Of course, without food or fuel, and without Abram, we could not live in the country. The fields were a desolate waste, with no fences to protect a possible crop or to keep cattle within bounds. Abram saw no hope from cultivation—nothing to "work on." He had been a refugee from a lower plantation, and he was now inclined to put out his children to service, and return in his old age to his old home and to his old master, who longed to welcome him. He was a grand old man. I doubt not he has a warm place in the bosom of that other Abram the faithful, but no whit more faithful than he.
The afternoon before our departure from Cottage Farm, the weather was so deliciously balmy that I walked over the garden and grounds, thinking of the great drama that had been enacted on this spot. The spring comes early in the lower counties of Virginia. Already the grass was springing, and on the trees around the well which had so often refreshed General Lee, tender young leaves were trembling. Spring had come to touch all scars with her gentle finger-tips. Over all the battle-torn ground, over the grave of the young soldier who had lain so long under my window, over the track ploughed by shot and shell, she had spread a delicate bloom like a smile on the lips of the dead.
Much of my last night at Cottage Farm was spent at the window from which I had watched on that anxious night of my first home-coming. The home had been polluted, sacked, desecrated—and yet I was leaving it with regret. Many a hard battle with illness, with want, with despair, had been fought within those walls. It seemed like a long, dark night in which neither sun nor moon nor stars had appeared; during which we had simply endured, watching ourselves the while, jealous lest the natural rebound of youthful hope and spirit should surprise us, and dishonor those who had suffered and bled and died for our sakes.
CHAPTER XXVIII
In March my husband wrote a letter of warm congratulation upon my success in gathering all our children together, and sent me a sum to be used in sending them to school. That I might aid my husband to mend our fortunes, I persuaded seven of my neighbors' children to take music lessons from me. The boys were entered to Mr. Gordon McCabe—the accomplished gentleman and scholar so well known and so popular in England as well as at home. My daughter Gordon entered an excellent school of which Professor Davis was principal. The older children had been taught by the Rev. William Hoge, who had been pastor of the Brick Church on Fifth Avenue, New York. They were well instructed in Greek, Latin, and mathematics, and eagerly embraced their new opportunities. Before we left Virginia Gordon graduated in her school, and the boys took honors of their accomplished preceptor,—Theo winning the first prize—the Pegram prize, ordained to commemorate Mr. McCabe's colonel, "who died with all his wounds in front." The children's father longed all the more—were that possible—for his home. He writes March 15:—
"Beg Gordon to apply herself diligently to my books—or what is left of them. She must read Wilson's 'Essay on Burns,' Macaulay's essays—Jeffrey, Wilson, and Sydney Smith. She must study Russell's 'Modern Europe,' and must read Pope, Cowper, and other poets. I wish her to be the most brilliant girl of the day. These accomplishments may stand her in better stead than others of mere display. McCabe will push the boys.

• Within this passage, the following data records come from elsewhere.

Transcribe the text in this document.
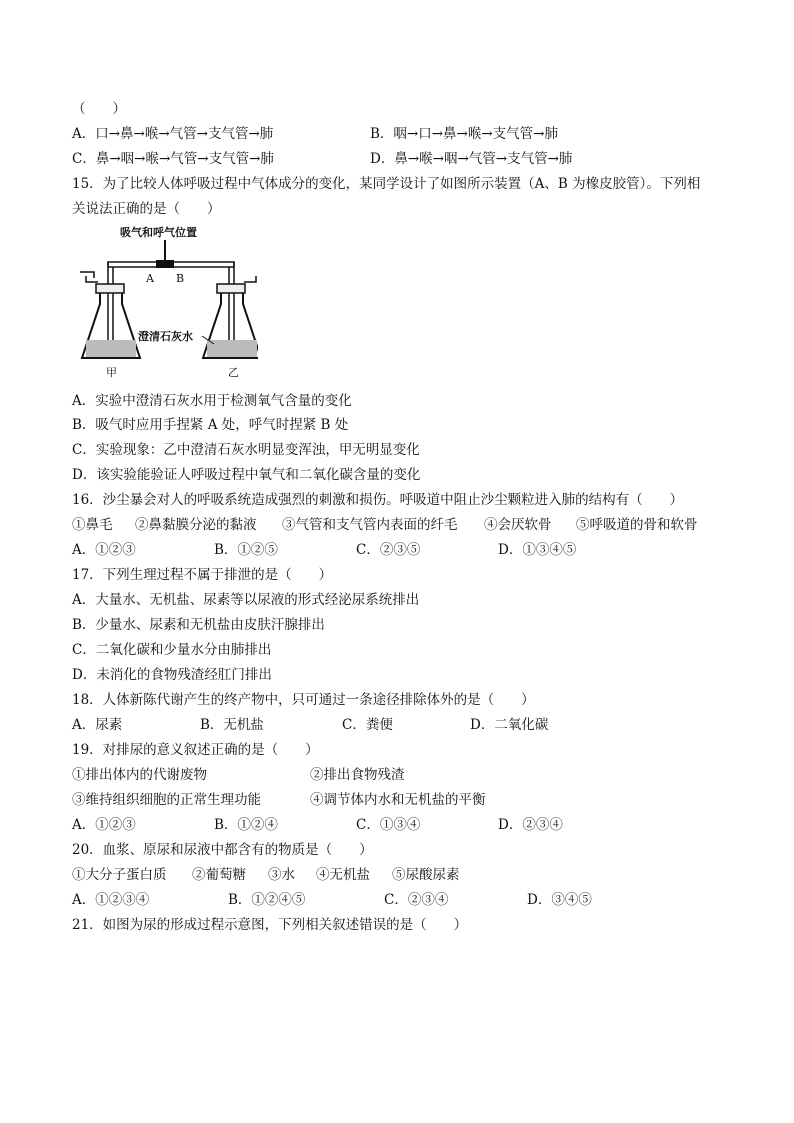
（　　）
A．口→鼻→喉→气管→支气管→肺	B．咽→口→鼻→喉→支气管→肺
C．鼻→咽→喉→气管→支气管→肺	D．鼻→喉→咽→气管→支气管→肺
15．为了比较人体呼吸过程中气体成分的变化，某同学设计了如图所示装置（A、B 为橡皮胶管）。下列相
关说法正确的是（　　）
吸气和呼气位置
A B
澄清石灰水
甲	乙
A．实验中澄清石灰水用于检测氧气含量的变化
B．吸气时应用手捏紧 A 处，呼气时捏紧 B 处
C．实验现象：乙中澄清石灰水明显变浑浊，甲无明显变化
D．该实验能验证人呼吸过程中氧气和二氧化碳含量的变化
16．沙尘暴会对人的呼吸系统造成强烈的刺激和损伤。呼吸道中阻止沙尘颗粒进入肺的结构有（　　）
①鼻毛 ②鼻黏膜分泌的黏液 ③气管和支气管内表面的纤毛 ④会厌软骨 ⑤呼吸道的骨和软骨
A．①②③	B．①②⑤	C．②③⑤	D．①③④⑤
17．下列生理过程不属于排泄的是（　　）
A．大量水、无机盐、尿素等以尿液的形式经泌尿系统排出
B．少量水、尿素和无机盐由皮肤汗腺排出
C．二氧化碳和少量水分由肺排出
D．未消化的食物残渣经肛门排出
18．人体新陈代谢产生的终产物中，只可通过一条途径排除体外的是（　　）
A．尿素	B．无机盐	C．粪便	D．二氧化碳
19．对排尿的意义叙述正确的是（　　）
①排出体内的代谢废物	②排出食物残渣
③维持组织细胞的正常生理功能	④调节体内水和无机盐的平衡
A．①②③	B．①②④	C．①③④	D．②③④
20．血浆、原尿和尿液中都含有的物质是（　　）
①大分子蛋白质 ②葡萄糖 ③水 ④无机盐 ⑤尿酸尿素
A．①②③④	B．①②④⑤	C．②③④	D．③④⑤
21．如图为尿的形成过程示意图，下列相关叙述错误的是（　　）
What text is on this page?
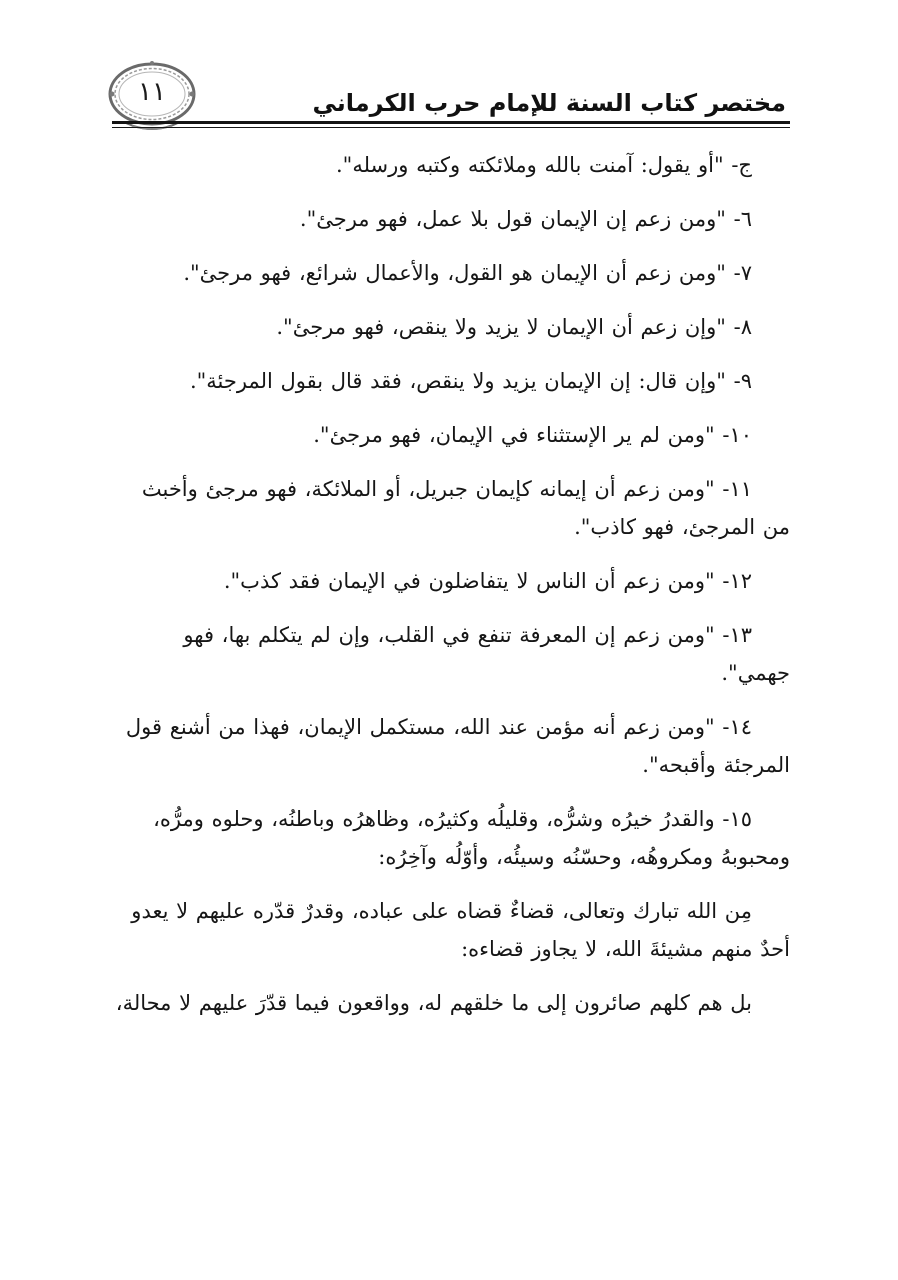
مختصر كتاب السنة للإمام حرب الكرماني
١١

ج- "أو يقول: آمنت بالله وملائكته وكتبه ورسله".

٦- "ومن زعم إن الإيمان قول بلا عمل، فهو مرجئ".

٧- "ومن زعم أن الإيمان هو القول، والأعمال شرائع، فهو مرجئ".

٨- "وإن زعم أن الإيمان لا يزيد ولا ينقص، فهو مرجئ".

٩- "وإن قال: إن الإيمان يزيد ولا ينقص، فقد قال بقول المرجئة".

١٠- "ومن لم ير الإستثناء في الإيمان، فهو مرجئ".

١١- "ومن زعم أن إيمانه كإيمان جبريل، أو الملائكة، فهو مرجئ وأخبث من المرجئ، فهو كاذب".

١٢- "ومن زعم أن الناس لا يتفاضلون في الإيمان فقد كذب".

١٣- "ومن زعم إن المعرفة تنفع في القلب، وإن لم يتكلم بها، فهو جهمي".

١٤- "ومن زعم أنه مؤمن عند الله، مستكمل الإيمان، فهذا من أشنع قول المرجئة وأقبحه".

١٥- والقدرُ خيرُه وشرُّه، وقليلُه وكثيرُه، وظاهرُه وباطنُه، وحلوه ومرُّه، ومحبوبهُ ومكروهُه، وحسّنُه وسيئُه، وأوّلُه وآخِرُه:

مِن الله تبارك وتعالى، قضاءٌ قضاه على عباده، وقدرٌ قدّره عليهم لا يعدو أحدٌ منهم مشيئةَ الله، لا يجاوز قضاءه:

بل هم كلهم صائرون إلى ما خلقهم له، وواقعون فيما قدّرَ عليهم لا محالة،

"I know I have written you despondent letters, but I do not despair! I am only depressed by my physical weakness and by my very great difficulties, but here I mean to stay! It is my last cast in the game of life, and if I fail now, all is lost. I am writing again for the News. I need the money to support us. The Law is so slow—so uncertain that I almost despair. If I had a little farm in the country and barely enough for existence, I would be content, provided I could have my family and the enjoyment of their society. You can have no idea how miserable is my life here. It is enough to make me crazy. I can hardly endure it. I do trust your Christian fortitude enables you to bear our misfortunes better than I can. You have the children! Roger has written me a sweet letter, for which I thank him. I trust they all care a little for me! Poor papa, so lonely and sad without his home! Kiss them all for me. I love them more than all the world."

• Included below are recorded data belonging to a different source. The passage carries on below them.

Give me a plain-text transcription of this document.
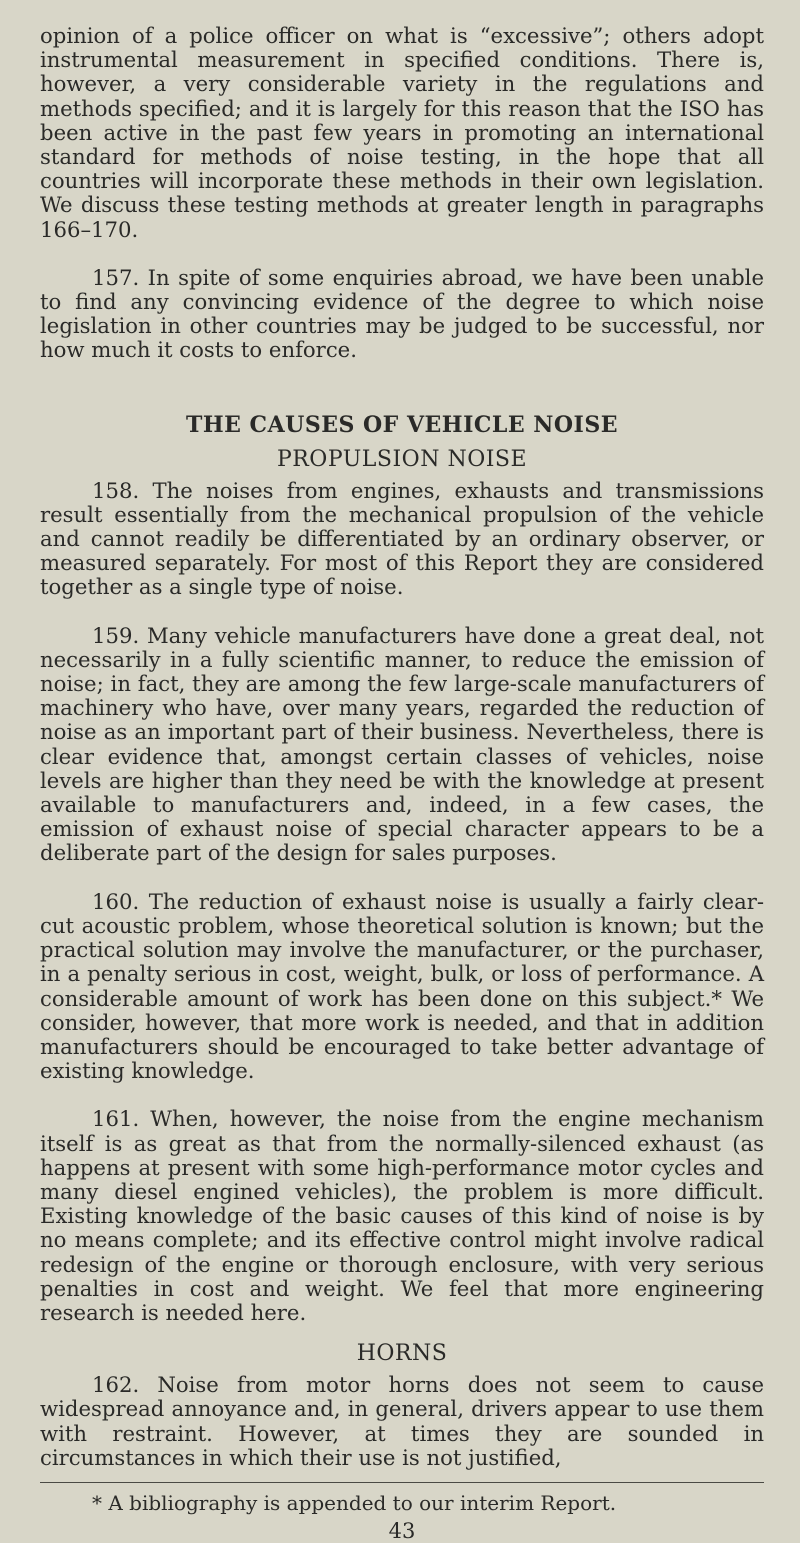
opinion of a police officer on what is “excessive”; others adopt instrumental measurement in specified conditions. There is, however, a very considerable variety in the regulations and methods specified; and it is largely for this reason that the ISO has been active in the past few years in promoting an international standard for methods of noise testing, in the hope that all countries will incorporate these methods in their own legislation. We discuss these testing methods at greater length in paragraphs 166–170.

157. In spite of some enquiries abroad, we have been unable to find any convincing evidence of the degree to which noise legislation in other countries may be judged to be successful, nor how much it costs to enforce.

THE CAUSES OF VEHICLE NOISE
PROPULSION NOISE

158. The noises from engines, exhausts and transmissions result essentially from the mechanical propulsion of the vehicle and cannot readily be differentiated by an ordinary observer, or measured separately. For most of this Report they are considered together as a single type of noise.

159. Many vehicle manufacturers have done a great deal, not necessarily in a fully scientific manner, to reduce the emission of noise; in fact, they are among the few large-scale manufacturers of machinery who have, over many years, regarded the reduction of noise as an important part of their business. Nevertheless, there is clear evidence that, amongst certain classes of vehicles, noise levels are higher than they need be with the knowledge at present available to manufacturers and, indeed, in a few cases, the emission of exhaust noise of special character appears to be a deliberate part of the design for sales purposes.

160. The reduction of exhaust noise is usually a fairly clear-cut acoustic problem, whose theoretical solution is known; but the practical solution may involve the manufacturer, or the purchaser, in a penalty serious in cost, weight, bulk, or loss of performance. A considerable amount of work has been done on this subject.* We consider, however, that more work is needed, and that in addition manufacturers should be encouraged to take better advantage of existing knowledge.

161. When, however, the noise from the engine mechanism itself is as great as that from the normally-silenced exhaust (as happens at present with some high-performance motor cycles and many diesel engined vehicles), the problem is more difficult. Existing knowledge of the basic causes of this kind of noise is by no means complete; and its effective control might involve radical redesign of the engine or thorough enclosure, with very serious penalties in cost and weight. We feel that more engineering research is needed here.

HORNS

162. Noise from motor horns does not seem to cause widespread annoyance and, in general, drivers appear to use them with restraint. However, at times they are sounded in circumstances in which their use is not justified,

* A bibliography is appended to our interim Report.
43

The hour before the dawn is always, we are told, a dark hour. This was a dark hour indeed, but the dawn was near. Alas, there were yet many nights of darkness, many mornings of fitful dawning, before the sun rose clearly on better days! My husband's sensitive spirit responded as quickly to the humor of a situation as to pathos and tragedy. Very soon after the mournful letter I received the following:—
"'The Rebel Pryor' has had 'a rap' at last—a rap with no uncertain significance. I have had a call from a bona fide client! "Quite unexpectedly this morning a stalwart and evidently brusque person entered, and accosting me asked, 'Is your name Pryor?' I had to acknowledge the damaging fact! 'Well,' he said, 'my name is "France." Ben Wood has sent me to you to argue a case I have in Court. Now I have as many lawsuits as any man in the United States, and experience has taught me never to retain a lawyer until we have agreed upon all I am to pay for his services.'
"To this I assented, but added that as I did not know what his case might be, I could not indicate any terms of employment.